The Inbetweeners 2 - 2014 - 2

“Intelligent or thought humour… in an Inbetweeners movie… what were you expecting!” I hear you cry. Well, no, obviously I wasn’t expecting the next Manhattan… though oh my god, can someone please start a campaign to get Woody Allen to write, direct and star in The Inbetweeners 3? It could be a 90 minute sex-comedy that explores the Freudian implications of the boys’ attraction to Will’s Mum, and it’d be BRILLIANT! Ahem, anyway, moving on… So yeah, I wasn’t expecting much, but the first series of The Inbetweeners, though crass, crude, vulgar and hilarious, also felt like it bore some resemblance to the real World. It felt like a recognisably English sitcom, about English teenagers doing typically English things. The Inbetweeners 2, by contrast, is just bonkers. Not that I have a problem with that, but I wanted a lot more than what this film ultimately offered.

I won’t go into detail about the jokes because I don’t want to ruin them, but The Inbetweeners 2 – like its predecessor – feels like two episodes of the show padded out to cover the length of four. Don’t get me wrong, it’s all quite funny and it does exactly what you expect it to do, but personally I couldn’t shake the rather tragic fact that I was watching four grown men, the youngest of whom turns 27 next week, pretending to be teenagers. You look behind their eyes and you see nothing but despair that they’re all now typecast as “loveable LADS” for the rest of their careers.
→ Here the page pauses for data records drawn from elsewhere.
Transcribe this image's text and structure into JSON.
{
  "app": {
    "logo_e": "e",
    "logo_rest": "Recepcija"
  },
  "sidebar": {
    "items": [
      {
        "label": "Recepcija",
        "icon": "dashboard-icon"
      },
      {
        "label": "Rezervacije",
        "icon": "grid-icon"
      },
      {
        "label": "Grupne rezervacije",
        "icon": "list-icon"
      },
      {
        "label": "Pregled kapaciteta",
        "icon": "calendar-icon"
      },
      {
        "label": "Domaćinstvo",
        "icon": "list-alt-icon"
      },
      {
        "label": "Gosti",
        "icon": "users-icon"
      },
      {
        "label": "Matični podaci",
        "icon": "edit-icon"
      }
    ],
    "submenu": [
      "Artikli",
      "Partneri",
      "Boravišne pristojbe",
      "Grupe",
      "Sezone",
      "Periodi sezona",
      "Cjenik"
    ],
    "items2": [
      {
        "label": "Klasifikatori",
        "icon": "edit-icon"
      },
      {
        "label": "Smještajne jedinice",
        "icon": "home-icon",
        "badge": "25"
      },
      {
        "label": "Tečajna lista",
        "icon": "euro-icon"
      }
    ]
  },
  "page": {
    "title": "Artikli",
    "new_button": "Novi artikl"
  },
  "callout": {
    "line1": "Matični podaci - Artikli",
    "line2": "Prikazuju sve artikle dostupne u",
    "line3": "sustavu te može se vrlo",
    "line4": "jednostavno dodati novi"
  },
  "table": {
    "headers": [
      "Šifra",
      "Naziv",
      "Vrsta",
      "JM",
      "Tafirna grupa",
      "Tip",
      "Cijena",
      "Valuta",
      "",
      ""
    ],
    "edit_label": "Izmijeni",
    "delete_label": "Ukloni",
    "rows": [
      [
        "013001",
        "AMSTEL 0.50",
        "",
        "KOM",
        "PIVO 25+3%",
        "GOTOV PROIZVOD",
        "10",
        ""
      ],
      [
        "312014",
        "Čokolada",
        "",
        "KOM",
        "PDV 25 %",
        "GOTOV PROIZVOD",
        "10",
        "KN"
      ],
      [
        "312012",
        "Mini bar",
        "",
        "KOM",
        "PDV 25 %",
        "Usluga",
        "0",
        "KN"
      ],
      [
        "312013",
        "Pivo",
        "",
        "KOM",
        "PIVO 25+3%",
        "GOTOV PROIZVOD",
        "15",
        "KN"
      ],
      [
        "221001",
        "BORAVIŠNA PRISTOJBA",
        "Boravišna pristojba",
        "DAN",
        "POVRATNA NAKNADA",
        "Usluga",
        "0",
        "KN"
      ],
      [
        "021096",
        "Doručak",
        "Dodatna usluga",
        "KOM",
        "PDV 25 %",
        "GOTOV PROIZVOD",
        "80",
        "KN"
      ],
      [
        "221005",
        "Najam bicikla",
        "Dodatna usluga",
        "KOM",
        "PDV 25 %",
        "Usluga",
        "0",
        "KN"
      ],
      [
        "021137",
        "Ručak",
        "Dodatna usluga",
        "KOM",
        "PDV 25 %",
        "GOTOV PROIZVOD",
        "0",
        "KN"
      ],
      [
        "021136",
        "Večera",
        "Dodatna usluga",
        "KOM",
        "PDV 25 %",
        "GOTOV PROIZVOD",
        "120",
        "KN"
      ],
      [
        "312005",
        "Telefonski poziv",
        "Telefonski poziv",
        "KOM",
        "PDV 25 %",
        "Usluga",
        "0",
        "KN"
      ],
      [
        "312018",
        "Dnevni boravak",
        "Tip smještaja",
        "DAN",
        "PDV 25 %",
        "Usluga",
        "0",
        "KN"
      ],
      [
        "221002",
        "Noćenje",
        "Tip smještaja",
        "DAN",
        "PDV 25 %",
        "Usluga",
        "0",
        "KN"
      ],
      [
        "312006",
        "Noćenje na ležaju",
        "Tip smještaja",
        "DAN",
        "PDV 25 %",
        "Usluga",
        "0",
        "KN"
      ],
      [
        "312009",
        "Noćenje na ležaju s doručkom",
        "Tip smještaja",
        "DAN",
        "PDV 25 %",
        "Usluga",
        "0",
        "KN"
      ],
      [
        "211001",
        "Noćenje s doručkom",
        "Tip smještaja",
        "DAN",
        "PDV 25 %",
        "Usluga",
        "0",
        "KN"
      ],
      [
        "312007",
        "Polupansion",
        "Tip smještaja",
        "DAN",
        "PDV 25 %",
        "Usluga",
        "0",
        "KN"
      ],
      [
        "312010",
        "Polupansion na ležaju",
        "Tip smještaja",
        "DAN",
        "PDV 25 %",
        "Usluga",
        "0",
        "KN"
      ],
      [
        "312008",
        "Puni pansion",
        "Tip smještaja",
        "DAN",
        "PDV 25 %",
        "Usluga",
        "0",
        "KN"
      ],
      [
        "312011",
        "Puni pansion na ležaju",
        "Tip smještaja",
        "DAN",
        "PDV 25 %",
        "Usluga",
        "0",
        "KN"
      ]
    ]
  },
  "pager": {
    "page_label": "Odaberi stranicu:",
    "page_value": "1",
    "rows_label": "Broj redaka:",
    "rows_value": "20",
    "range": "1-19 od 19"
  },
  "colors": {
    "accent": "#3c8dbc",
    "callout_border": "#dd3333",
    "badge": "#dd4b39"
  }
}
The passion for the project is gone, and though everyone does just about enough to muster up the laughs, it is a classic example of a film that simply goes through the motions for 90 minutes.

The Inbetweeners 2 does exactly what you want it to do; no more, no less. It’s a passable comedy that gets the job done without causing too much offence (despite all of the vulgarity, it’s never mean-spirited or unnecessarily nasty) and then finishes. That’s it. It exists, I had a mildly enjoyable time watching it and I didn’t feel like my liberal, politically correct sensibilities were being attacked at any moment. There’s nothing else to say. It’s just a perfectly adequate but wholly forgettable comedy.